I nodded and tried to duck back into my book.

"What do you like to read?"

I shrugged. "Lots of things. I just like to read."

"What are you reading now?"

I showed her the cover-- So You Want To Be A Wizard by Diane Duane. She nodded thoughtfully. "Is it good?"

"I like it so far."

"Nice! You ever read any James Patterson?"

"I think James Patterson is a little old for her, honey--"

Sheena waved a hand in a gesture of playful dismissiveness. "Pfft. That's just what grownups say when they're trying to hide the really good stuff from you. Besides, he writes some young adult stuff too."

"Well, regardless, Corinne, honey, please, put the book away. It's rude to read at the table."

That was a new rule, but I closed the book and did what I was told, instead watching the cars pass by on the slushy January street outside. I started counting and sorting them out in my head. By the time our food arrived, I had counted five black cars, nine blue ones, four red cars, two white cars-- twenty in total. The waiter set down my father and I's usual breakfast orders-- a huge platter of scrambled eggs, sausage, and toast for my father, fuel for his afternoon at the gym later, a fruit and yogurt parfait for me. Sheena had a plate of chocolate chip waffles, dripping with syrup and whipped cream.
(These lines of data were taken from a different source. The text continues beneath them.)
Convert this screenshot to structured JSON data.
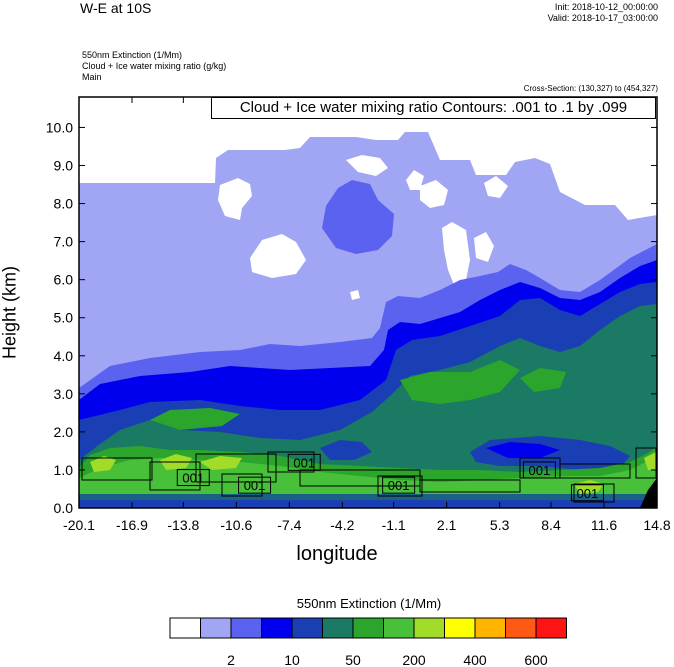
{
  "header": {
    "title": "W-E at 10S",
    "init": "Init: 2018-10-12_00:00:00",
    "valid": "Valid: 2018-10-17_03:00:00",
    "field1": "550nm Extinction   (1/Mm)",
    "field2": "Cloud + Ice water mixing ratio   (g/kg)",
    "field3": "Main",
    "cross_section": "Cross-Section: (130,327) to (454,327)",
    "contour_box": "Cloud + Ice water mixing ratio Contours: .001 to .1 by .099"
  },
  "chart_data": {
    "type": "heatmap",
    "title": "W-E at 10S",
    "xlabel": "longitude",
    "ylabel": "Height (km)",
    "xlim": [
      -20.1,
      14.8
    ],
    "ylim": [
      0.0,
      10.8
    ],
    "x_ticks": [
      "-20.1",
      "-16.9",
      "-13.8",
      "-10.6",
      "-7.4",
      "-4.2",
      "-1.1",
      "2.1",
      "5.3",
      "8.4",
      "11.6",
      "14.8"
    ],
    "x_tick_values": [
      -20.1,
      -16.9,
      -13.8,
      -10.6,
      -7.4,
      -4.2,
      -1.1,
      2.1,
      5.3,
      8.4,
      11.6,
      14.8
    ],
    "y_ticks": [
      "0.0",
      "1.0",
      "2.0",
      "3.0",
      "4.0",
      "5.0",
      "6.0",
      "7.0",
      "8.0",
      "9.0",
      "10.0"
    ],
    "y_tick_values": [
      0,
      1,
      2,
      3,
      4,
      5,
      6,
      7,
      8,
      9,
      10
    ],
    "contour_labels": [
      {
        "text": "001",
        "x": -13.2,
        "y": 0.8
      },
      {
        "text": "001",
        "x": -9.5,
        "y": 0.6
      },
      {
        "text": "001",
        "x": -6.5,
        "y": 1.2
      },
      {
        "text": "001",
        "x": -0.8,
        "y": 0.6
      },
      {
        "text": "001",
        "x": 7.7,
        "y": 1.0
      },
      {
        "text": "001",
        "x": 10.6,
        "y": 0.4
      }
    ],
    "colorbar": {
      "title": "550nm Extinction  (1/Mm)",
      "colors": [
        "#ffffff",
        "#a0a6f4",
        "#5c62f0",
        "#0000ee",
        "#1a3fb4",
        "#1a7a64",
        "#2ca52c",
        "#48c03a",
        "#a0dc28",
        "#ffff00",
        "#ffb400",
        "#ff5a14",
        "#ff1414"
      ],
      "labels": [
        {
          "text": "2",
          "after_box": 3
        },
        {
          "text": "10",
          "after_box": 5
        },
        {
          "text": "50",
          "after_box": 7
        },
        {
          "text": "200",
          "after_box": 9
        },
        {
          "text": "400",
          "after_box": 11
        },
        {
          "text": "600",
          "after_box": 13
        }
      ]
    }
  }
}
"Is that all you're gonna eat?"

My father broke in again, his voice and his smile proud. "Corinne loves it. She's a very health conscious eater."

Sheena was looking at me, but she didn't seem disdainful or judgemental, or even concerned. She was just curious. "Is it good?"

"I like it."

"Can I try a bite? You can try a bite of my waffles if you want."

I thought about it for a moment, after looking over to my father and finding that he seemed just as baffled as I was, his brow furrowed as he tried to puzzle out the situation. When I saw that look on his face, I took a chance and offered Sheena a spoonful of my parfait, trying to portion out the right balance of fruit and yogurt in a single bite. In turn, she offered me a forkful of her chocolate chip waffles with a dollop of whipped cream.

I closed my eyes and let the sweetness rest on my tongue for a moment, sorting through the strange familiarity of the sweet taste.

I wasn't sure that I liked it, but I didn't think it would hurt me.